El brigadier los miró con ojos severos, primero a uno y después al otro, y finalmente se volvió hacia el jefe de estación.
—Una cuadrilla de bandoleros sin sede fija se ha adueñado de la Tulskaya. Han matado a todo el mundo.
Denis Mikhailovich frunció su poblado entrecejo.
—¿También a nuestros hombres?
—Parece que sí. Hemos llegado hasta la puerta de la estación. Una vez allí, hemos luchado, y ellos han aislado la estación.
—¿Con la puerta hermética? —Istomin clavó las uñas en el canto de la mesa y se puso en pie—. ¿Y qué podemos hacer ahora?
—Tomar la Tulskaya por asalto —exclamaron al unísono el brigadier y el Coronel.
—¡No, no podemos lanzar un asalto!
Era Homero, que de pronto había alzado la voz desde atrás.
***
Tenía que esperar a que llegara el momento. Si no se había confundido en el cómputo de los días, la dresina aparecería muy pronto entre las húmedas neblinas de la oscuridad. Cada minuto que pasara allí, en el declive donde el túnel se abría al reino terrestre como una vena abierta, le costaría un día de su vida. Pero ya no podía hacer nada, salvo esperar. Al otro extremo del inacabable puente había una puerta hermética, sellada, que sólo se abría desde dentro. Una vez por semana, en el día de las transacciones comerciales.
Aquel día Sasha no tenía nada que ofrecer y, sin embargo, iba a comprar lo más valioso que adquiriría en su vida. Pero no le importaba lo que pudieran exigirle los hombres de la dresina como precio por su entrada en el mundo de los vivos. La frialdad de la tumba y la indiferencia del cadáver de su padre se habían apoderado de ella.
¡Cuántas veces había soñado con que llegaría a otra estación, donde compartiría su vida con otras personas, encontraría amigos, conocería a alguien especial…! Había tenido por costumbre preguntarle a su padre por su juventud, no sólo como un medio para regresar a aquella niñez repleta de luz, sino, también, porque en su fuero interno se imaginaba a sí misma en el lugar de su madre, y la difuminada estampa de un hombre joven y apuesto en el de su padre, y así se labraba su propia e ingenua idea de lo que sería el amor. Tenía una preocupación: si algún día regresaban de verdad a las estaciones centrales, ¿habría olvidado cómo tratar con otras personas? ¿De qué querrían hablar con ella?

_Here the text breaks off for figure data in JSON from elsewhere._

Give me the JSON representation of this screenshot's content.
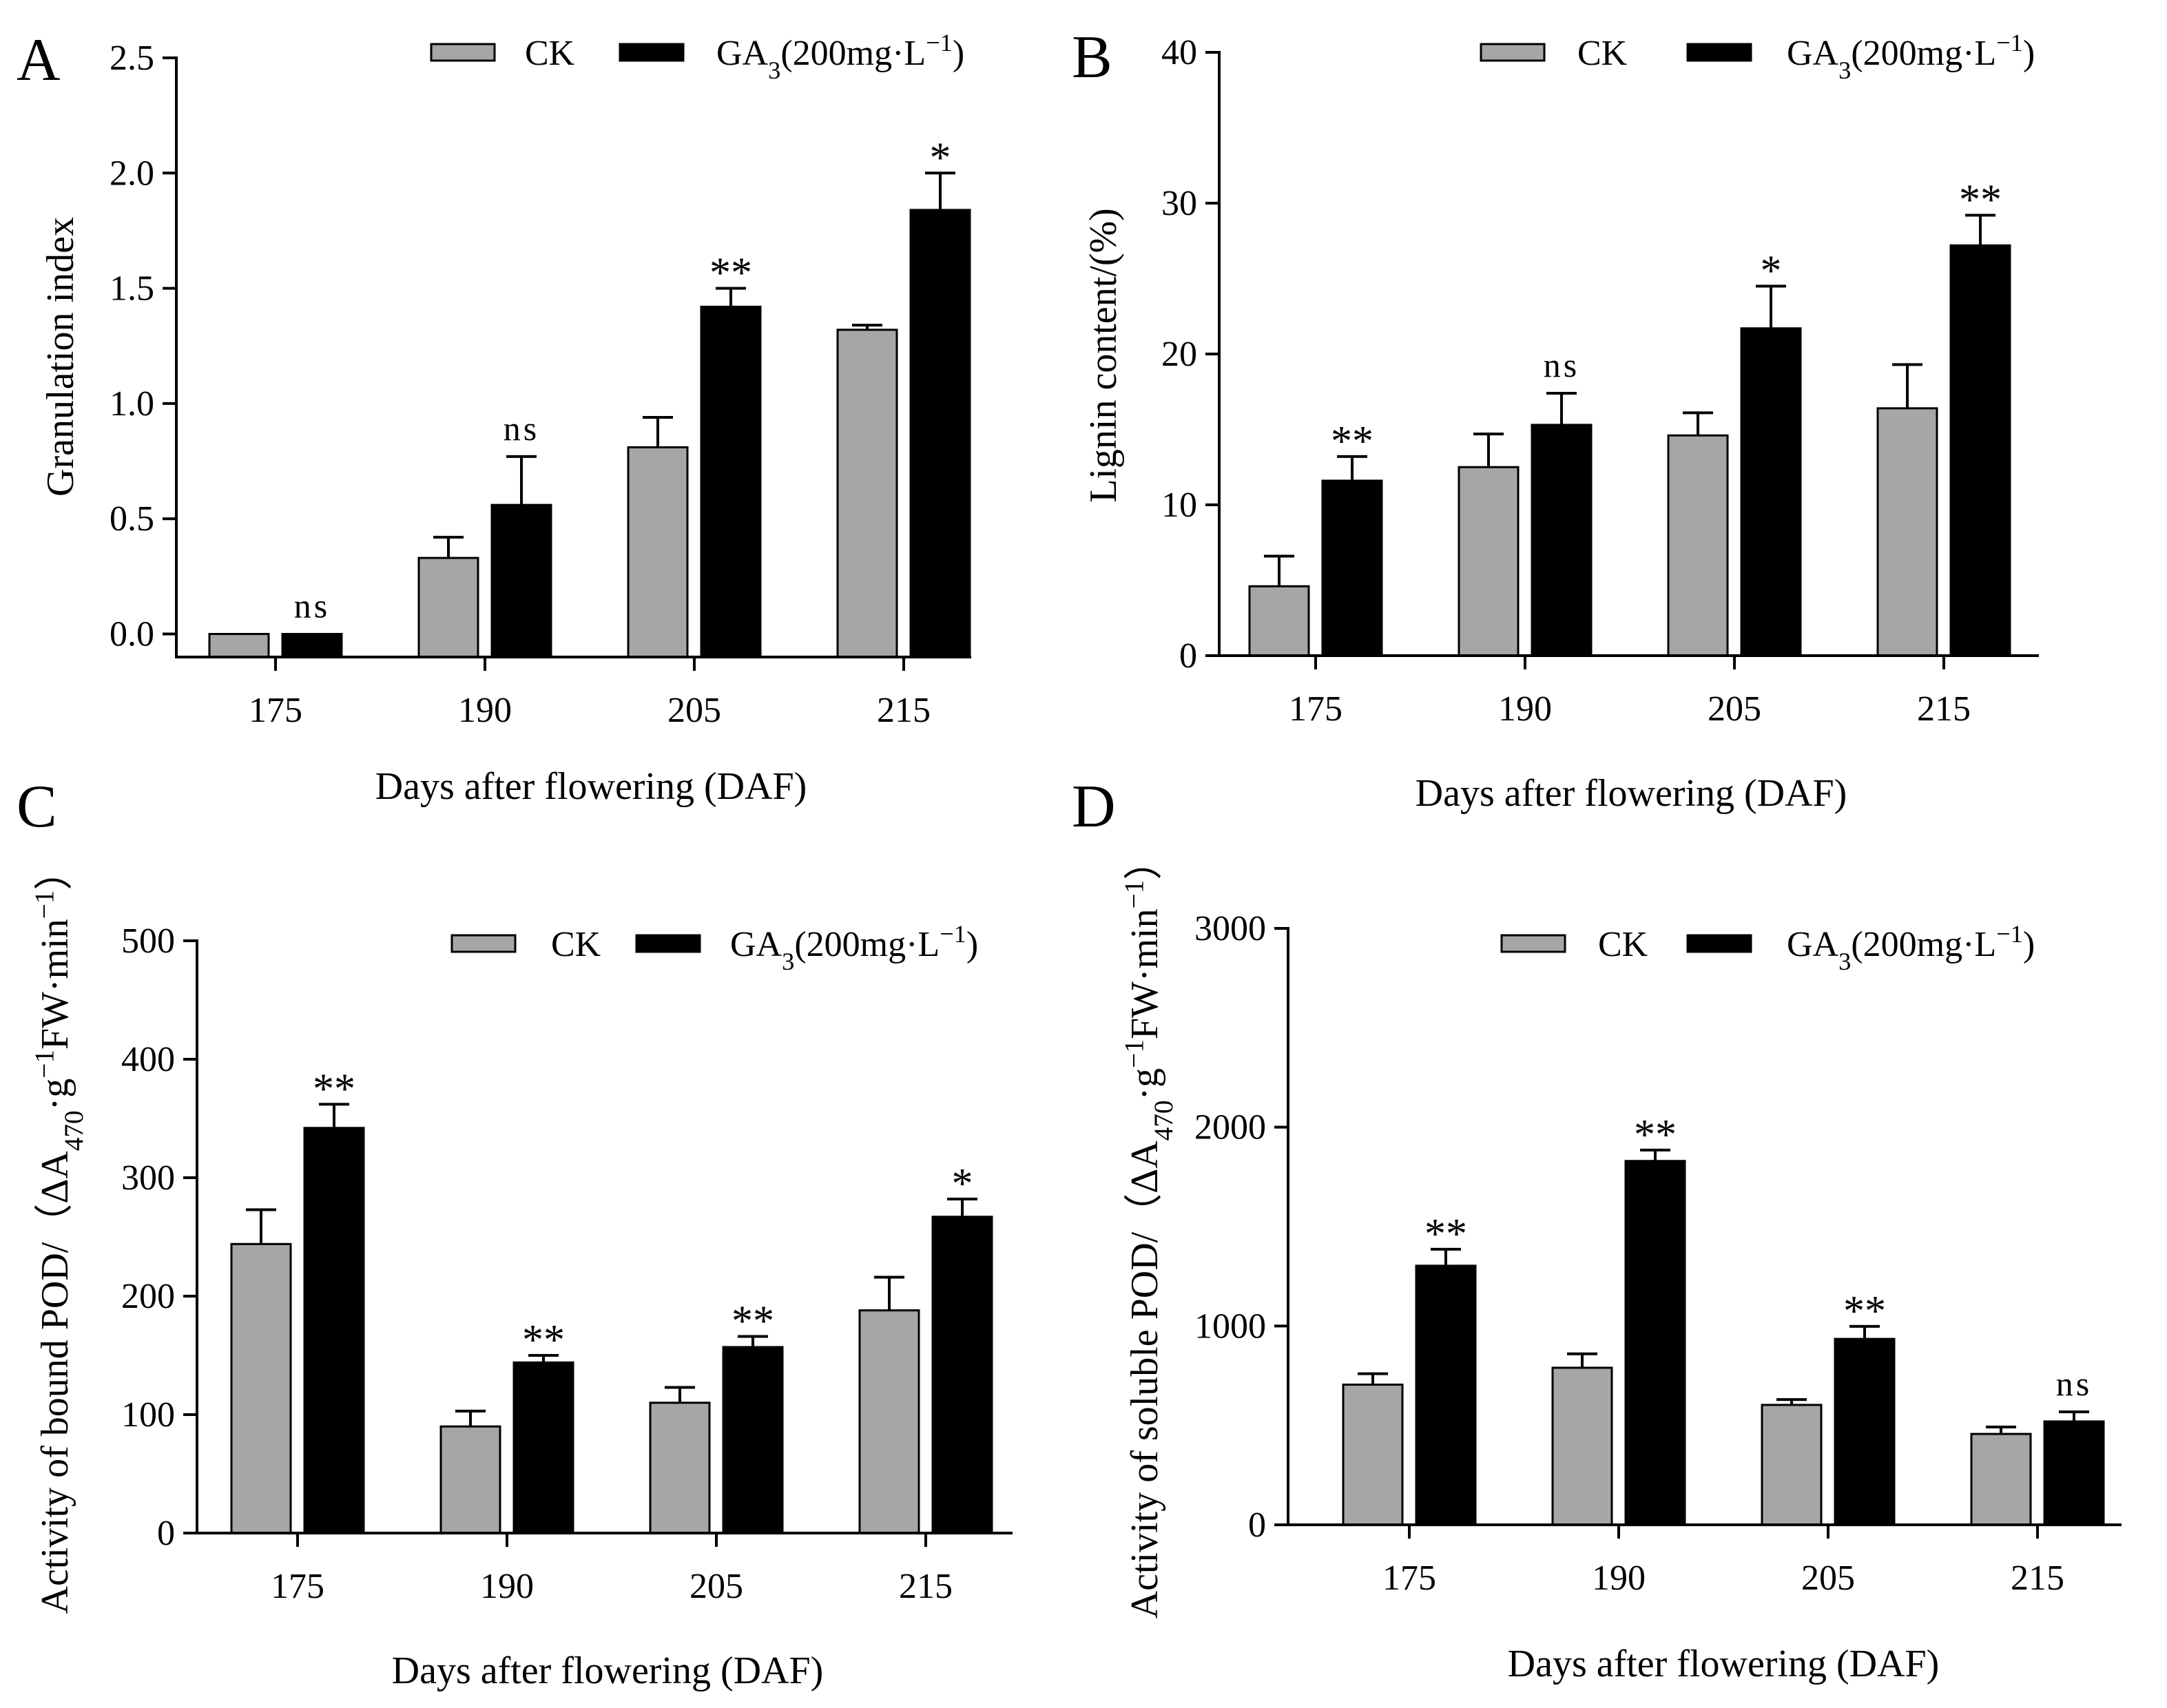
{
  "chart_data": [
    {
      "panel_label": "A",
      "type": "bar",
      "categories": [
        "175",
        "190",
        "205",
        "215"
      ],
      "xlabel": "Days after flowering (DAF)",
      "ylabel": [
        {
          "t": "Granulation index"
        }
      ],
      "ylim": [
        -0.1,
        2.5
      ],
      "yticks": [
        0,
        0.5,
        1.0,
        1.5,
        2.0,
        2.5
      ],
      "ytick_labels": [
        "0.0",
        "0.5",
        "1.0",
        "1.5",
        "2.0",
        "2.5"
      ],
      "grid": false,
      "series": [
        {
          "label": [
            {
              "t": "CK"
            }
          ],
          "color": "#a6a6a6",
          "values": [
            0.0,
            0.33,
            0.81,
            1.32
          ],
          "errors": [
            0,
            0.09,
            0.13,
            0.02
          ]
        },
        {
          "label": [
            {
              "t": "GA"
            },
            {
              "t": "3",
              "sub": true
            },
            {
              "t": "(200mg·L"
            },
            {
              "t": "−1",
              "sup": true
            },
            {
              "t": ")"
            }
          ],
          "color": "#000000",
          "values": [
            0.0,
            0.56,
            1.42,
            1.84
          ],
          "errors": [
            0,
            0.21,
            0.08,
            0.16
          ]
        }
      ],
      "significance": [
        "ns",
        "ns",
        "**",
        "*"
      ]
    },
    {
      "panel_label": "B",
      "type": "bar",
      "categories": [
        "175",
        "190",
        "205",
        "215"
      ],
      "xlabel": "Days after flowering (DAF)",
      "ylabel": [
        {
          "t": "Lignin content/(%)"
        }
      ],
      "ylim": [
        0,
        40
      ],
      "yticks": [
        0,
        10,
        20,
        30,
        40
      ],
      "ytick_labels": [
        "0",
        "10",
        "20",
        "30",
        "40"
      ],
      "grid": false,
      "series": [
        {
          "label": [
            {
              "t": "CK"
            }
          ],
          "color": "#a6a6a6",
          "values": [
            4.6,
            12.5,
            14.6,
            16.4
          ],
          "errors": [
            2.0,
            2.2,
            1.5,
            2.9
          ]
        },
        {
          "label": [
            {
              "t": "GA"
            },
            {
              "t": "3",
              "sub": true
            },
            {
              "t": "(200mg·L"
            },
            {
              "t": "−1",
              "sup": true
            },
            {
              "t": ")"
            }
          ],
          "color": "#000000",
          "values": [
            11.6,
            15.3,
            21.7,
            27.2
          ],
          "errors": [
            1.6,
            2.1,
            2.8,
            2.0
          ]
        }
      ],
      "significance": [
        "**",
        "ns",
        "*",
        "**"
      ]
    },
    {
      "panel_label": "C",
      "type": "bar",
      "categories": [
        "175",
        "190",
        "205",
        "215"
      ],
      "xlabel": "Days after flowering (DAF)",
      "ylabel": [
        {
          "t": "Activity of bound POD/（ΔA"
        },
        {
          "t": "470",
          "sub": true
        },
        {
          "t": "·g"
        },
        {
          "t": "−1",
          "sup": true
        },
        {
          "t": "FW·min"
        },
        {
          "t": "−1",
          "sup": true
        },
        {
          "t": "）"
        }
      ],
      "ylim": [
        0,
        500
      ],
      "yticks": [
        0,
        100,
        200,
        300,
        400,
        500
      ],
      "ytick_labels": [
        "0",
        "100",
        "200",
        "300",
        "400",
        "500"
      ],
      "grid": false,
      "series": [
        {
          "label": [
            {
              "t": "CK"
            }
          ],
          "color": "#a6a6a6",
          "values": [
            244,
            90,
            110,
            188
          ],
          "errors": [
            29,
            13,
            13,
            28
          ]
        },
        {
          "label": [
            {
              "t": "GA"
            },
            {
              "t": "3",
              "sub": true
            },
            {
              "t": "(200mg·L"
            },
            {
              "t": "−1",
              "sup": true
            },
            {
              "t": ")"
            }
          ],
          "color": "#000000",
          "values": [
            342,
            144,
            157,
            267
          ],
          "errors": [
            20,
            6,
            9,
            15
          ]
        }
      ],
      "significance": [
        "**",
        "**",
        "**",
        "*"
      ]
    },
    {
      "panel_label": "D",
      "type": "bar",
      "categories": [
        "175",
        "190",
        "205",
        "215"
      ],
      "xlabel": "Days after flowering (DAF)",
      "ylabel": [
        {
          "t": "Activity of soluble POD/（ΔA"
        },
        {
          "t": "470",
          "sub": true
        },
        {
          "t": "·g"
        },
        {
          "t": "−1",
          "sup": true
        },
        {
          "t": "FW·min"
        },
        {
          "t": "−1",
          "sup": true
        },
        {
          "t": "）"
        }
      ],
      "ylim": [
        0,
        3000
      ],
      "yticks": [
        0,
        1000,
        2000,
        3000
      ],
      "ytick_labels": [
        "0",
        "1000",
        "2000",
        "3000"
      ],
      "grid": false,
      "series": [
        {
          "label": [
            {
              "t": "CK"
            }
          ],
          "color": "#a6a6a6",
          "values": [
            705,
            790,
            603,
            457
          ],
          "errors": [
            55,
            70,
            27,
            35
          ]
        },
        {
          "label": [
            {
              "t": "GA"
            },
            {
              "t": "3",
              "sub": true
            },
            {
              "t": "(200mg·L"
            },
            {
              "t": "−1",
              "sup": true
            },
            {
              "t": ")"
            }
          ],
          "color": "#000000",
          "values": [
            1303,
            1830,
            935,
            520
          ],
          "errors": [
            83,
            55,
            63,
            48
          ]
        }
      ],
      "significance": [
        "**",
        "**",
        "**",
        "ns"
      ]
    }
  ]
}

Pero en esos instantes, a pocas horas, tal vez a pocos minutos, de la llegada de su trasbordador, no le importaban para nada los demás, ni hombres ni mujeres. La misma idea de una existencia digna de un ser humano le parecía una traición a su padre. Sin dudarlo ni un segundo, se habría avenido a pasar el resto de sus días en aquella estación con tal de devolverle la vida.
Cuando el cabo de la vela que aún ardía en el tarro de cristal empezó a apagarse, lo empleó para encender otro. Su padre había regresado de una de sus expediciones con una caja repleta de velas de cera. Sasha llevaba siempre algunas en los holgados bolsillos del mono. A la muchacha le gustaba pensar que los cuerpos de los seres humanos eran como velas, y que ella había recibido dentro de sí una chispa de la vida de su padre después de que ésta se extinguiera.